According to the laser driven light source technology, high brightness light emission is deemed to be maintained by irradiation of laser. However, even though the laser driven light source technology is applied to a discharge lamp in which a pair of electrodes is arranged in an discharge vessel thereof, as in the conventional discharge lamp having electrodes between which voltage for maintaining discharge is impressed, deposits consisting of elements of the enclosure material in the discharge vessel, which mainly consist of spattered electrode material, increase gradually on the inner face of the discharge vessel, as the lighting time progresses, so that it is impossible to prevent a blackening from becoming visible.
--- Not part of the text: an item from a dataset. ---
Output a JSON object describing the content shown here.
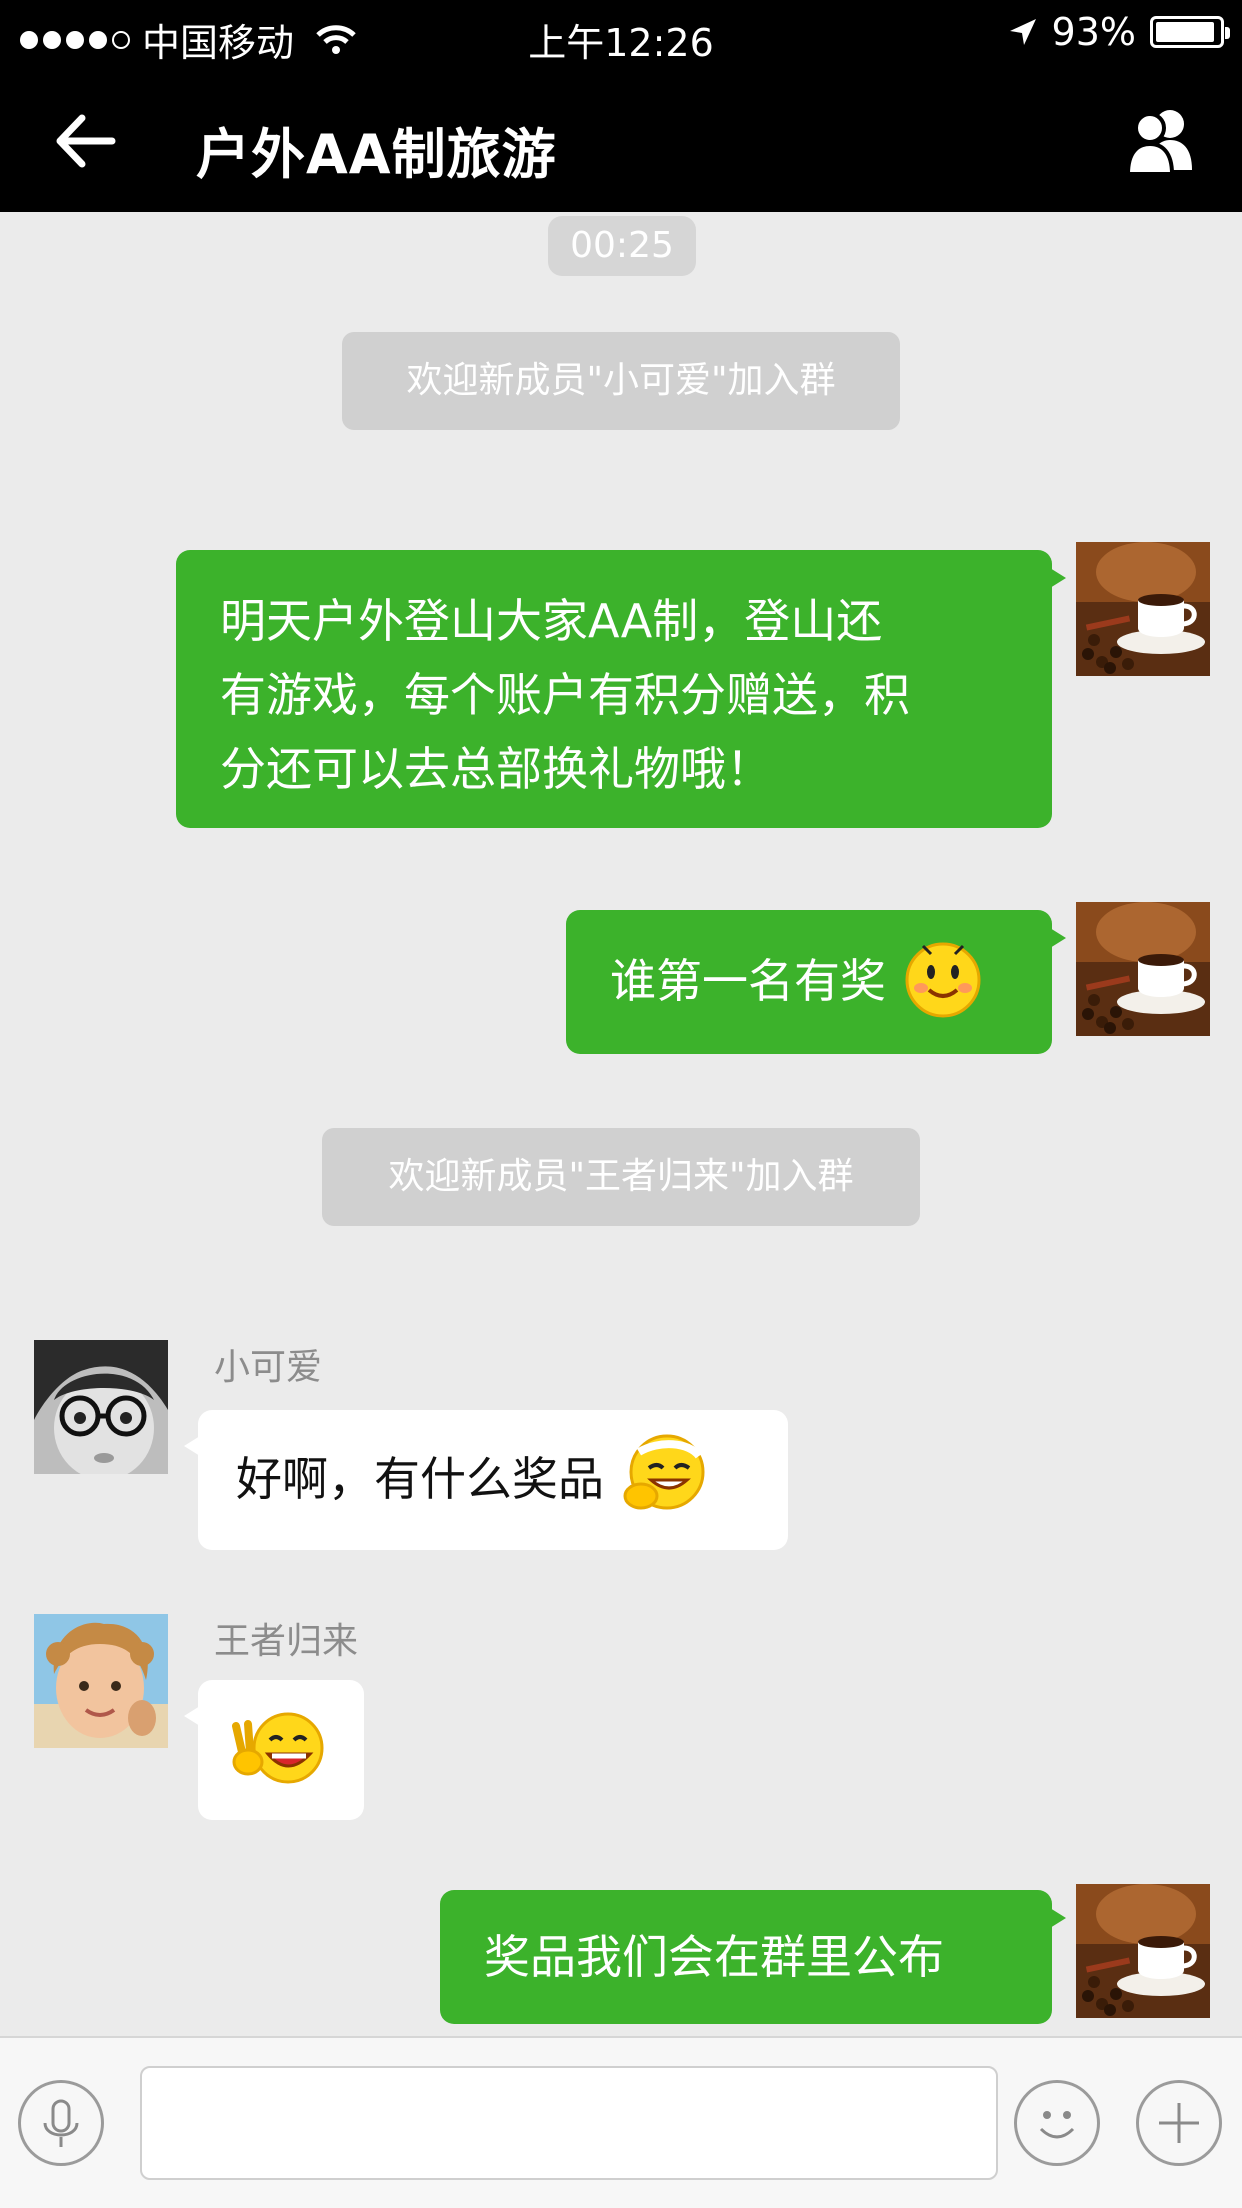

Moreover, even in a non-electrode type discharge lamp in which electrodes are not arranged in an discharge vessel thereof, depending on the cooling conditions of an discharge vessel wall etc., vapor from aggregation substances of, for example, sulfur, mercury, etc., which are contents thereof, adheres to the discharge vessel wall, so that a phenomenon of opacity of the discharge vessel, which is equivalent to the blackening of the electrode discharge lamp, may happen.
Thus, due to the blackening of the discharge vessel, or due to the vapor from aggregation substances of, for example, sulfur, mercury, etc., which are contents thereof, adhering to the discharge vessel wall, it turns out that, it becomes hard to start discharge in the discharge vessel thereof in the case of a discharge-starting unit for which a laser is used, or, discharge may not be stably maintained after the discharge begins in the discharge vessel in the case of a discharge-starting means for which an electrode is used, even though a laser is emitted thereto to maintain discharge.